The Hype and the Exaggerations
Why the hype? It all comes down to politics. Dark Waters is Hollywood’s latest effort to scare moviegoers into voting against their own interests. The movie details how Billott faced down DuPont and Chemours for “pollut[ing] the environment” with what the film calls “forever chemicals,” owing to their long lifespan. The story is based on Billott’s 2016 class action lawsuit alleging that a DuPont chemical plant knowingly contaminated the drinking water near Parkersburg, West Virginia, with these “forever chemicals” affecting roughly 70,000 people in two states.
Ultimately, DuPont and Chemours settled with 3,500 plaintiffs for $670.7 million, though they admitted to no wrongdoing.
Of course, public health concerns should never be ignored. But the film’s agenda goes beyond seeking justice to tickling liberal audiences with caricatures of corporate greed in a tale of bogeymen bent on “nothing less than the poisoning of American life,” as Variety’s review puts it.
That’s quite the exaggeration. The idea that Big Business is out to poison you is utterly ridiculous, but it’s a core tenet of the Left’s war on everyday products. “Forever chemicals,” for instance, isn’t even a scientific term; it’s a political term coined by eco-activists whose job is to scare you.
But the movie’s anti-business propaganda shouldn’t come as a surprise given who was involved in the project. After all, Ruffalo is an ax-grinding environmentalist who claims that “we need to band together as a community right now and make sure the Green New Deal becomes a reality
. . . in order to save ourselves from climate change.”

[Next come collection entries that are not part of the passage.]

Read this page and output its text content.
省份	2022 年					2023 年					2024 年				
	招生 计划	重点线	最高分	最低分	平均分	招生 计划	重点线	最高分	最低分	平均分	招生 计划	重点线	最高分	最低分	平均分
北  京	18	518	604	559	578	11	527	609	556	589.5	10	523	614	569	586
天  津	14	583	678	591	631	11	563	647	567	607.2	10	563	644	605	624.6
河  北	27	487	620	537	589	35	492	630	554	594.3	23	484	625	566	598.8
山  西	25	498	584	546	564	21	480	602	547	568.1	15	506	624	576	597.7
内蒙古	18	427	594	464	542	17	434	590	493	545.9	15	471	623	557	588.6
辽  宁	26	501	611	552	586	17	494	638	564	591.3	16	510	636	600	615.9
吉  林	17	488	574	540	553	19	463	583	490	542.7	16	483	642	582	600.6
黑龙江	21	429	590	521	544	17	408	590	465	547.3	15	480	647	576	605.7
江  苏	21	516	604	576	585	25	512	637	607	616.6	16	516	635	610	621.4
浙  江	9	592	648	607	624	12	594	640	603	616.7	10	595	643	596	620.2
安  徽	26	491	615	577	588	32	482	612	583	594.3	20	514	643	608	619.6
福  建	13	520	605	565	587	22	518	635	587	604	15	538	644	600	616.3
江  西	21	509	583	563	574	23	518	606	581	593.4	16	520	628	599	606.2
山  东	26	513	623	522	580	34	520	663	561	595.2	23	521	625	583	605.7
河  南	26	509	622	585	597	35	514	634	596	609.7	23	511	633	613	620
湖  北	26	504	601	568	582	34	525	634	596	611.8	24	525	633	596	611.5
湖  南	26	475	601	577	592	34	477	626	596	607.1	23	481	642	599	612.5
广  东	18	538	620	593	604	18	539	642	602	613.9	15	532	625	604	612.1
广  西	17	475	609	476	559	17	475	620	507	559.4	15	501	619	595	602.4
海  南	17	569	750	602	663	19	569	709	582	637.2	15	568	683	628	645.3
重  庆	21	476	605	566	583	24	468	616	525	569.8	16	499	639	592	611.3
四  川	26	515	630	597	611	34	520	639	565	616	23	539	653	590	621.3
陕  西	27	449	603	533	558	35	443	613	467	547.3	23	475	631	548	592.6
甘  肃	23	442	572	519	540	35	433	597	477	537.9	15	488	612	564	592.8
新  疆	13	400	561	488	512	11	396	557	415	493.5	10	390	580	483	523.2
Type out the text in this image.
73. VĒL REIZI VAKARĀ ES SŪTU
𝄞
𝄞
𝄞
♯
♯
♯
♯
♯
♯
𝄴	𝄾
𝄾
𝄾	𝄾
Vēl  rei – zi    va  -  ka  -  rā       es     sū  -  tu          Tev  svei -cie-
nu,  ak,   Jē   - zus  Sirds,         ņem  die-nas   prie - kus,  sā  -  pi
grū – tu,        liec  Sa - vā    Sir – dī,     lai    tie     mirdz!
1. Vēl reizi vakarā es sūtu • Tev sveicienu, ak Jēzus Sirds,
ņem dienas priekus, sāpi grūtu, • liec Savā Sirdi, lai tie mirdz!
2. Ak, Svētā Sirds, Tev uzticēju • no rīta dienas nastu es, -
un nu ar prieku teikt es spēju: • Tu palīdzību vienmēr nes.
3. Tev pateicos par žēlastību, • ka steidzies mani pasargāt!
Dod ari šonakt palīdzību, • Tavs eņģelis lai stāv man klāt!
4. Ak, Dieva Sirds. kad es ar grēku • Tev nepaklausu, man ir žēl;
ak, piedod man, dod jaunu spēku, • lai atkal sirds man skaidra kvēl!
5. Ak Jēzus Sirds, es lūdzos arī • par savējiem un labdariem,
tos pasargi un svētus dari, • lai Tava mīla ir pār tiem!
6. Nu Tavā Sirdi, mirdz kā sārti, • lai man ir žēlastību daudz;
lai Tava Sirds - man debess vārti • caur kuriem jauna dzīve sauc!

Ironically, Ruffalo has also praised the architect of the $93 trillion Green New Deal, Rep. Alexandria Ocasio-Cortez (D-NY), for her critique of “flaws and loopholes in campaign finance.” The two eco-crusaders are particularly irked by “dark money,” the leftist phrase describing anonymous donations of any kind.
The Dark Money Behind the Movie
Yet Dark Waters is itself a reminder of the power of so-called “dark money.” Most of the film’s backers share one thing in common: Funding from the Forsythia Foundation and Passport Foundation. Forsythia was founded by Alison Carlson and seeded with money from the Passport Foundation, which was founded by John Burbank, a California hedge funder manager, and his ex-wife, Alison Carlson.
Since 2007, Passport and Forsythia have given significant grants to environmental lobbies, such as the Environmental Defense Fund and Natural Resources Defense Council (NRDC). These are groups best known for pushing global warming alarmism and blocking Americans’ access to cheap and abundant electricity. (And, yes, supporting left-wing projects such as Dark Waters.)
But these foundations’ real specialty is funneling vast amounts of hard-to-trace cash to an array of obscure fronts that lobby for countless new rules and regulations. These mysterious groups are determined to restrict the use of everyday products, from nonstick pans and dental floss to the fire-retardant chemicals in household fire extinguishers. The whole scheme is arranged to keep Americans in the dark about the funding sources and fool them into supporting the very laws and regulations that would leave them poorer and less safe—all in the name of consumer “safety.”
Apparently, “dark money” is acceptable if it serves the interests of Mark Ruffalo or AOC. Do as I say, not as I do.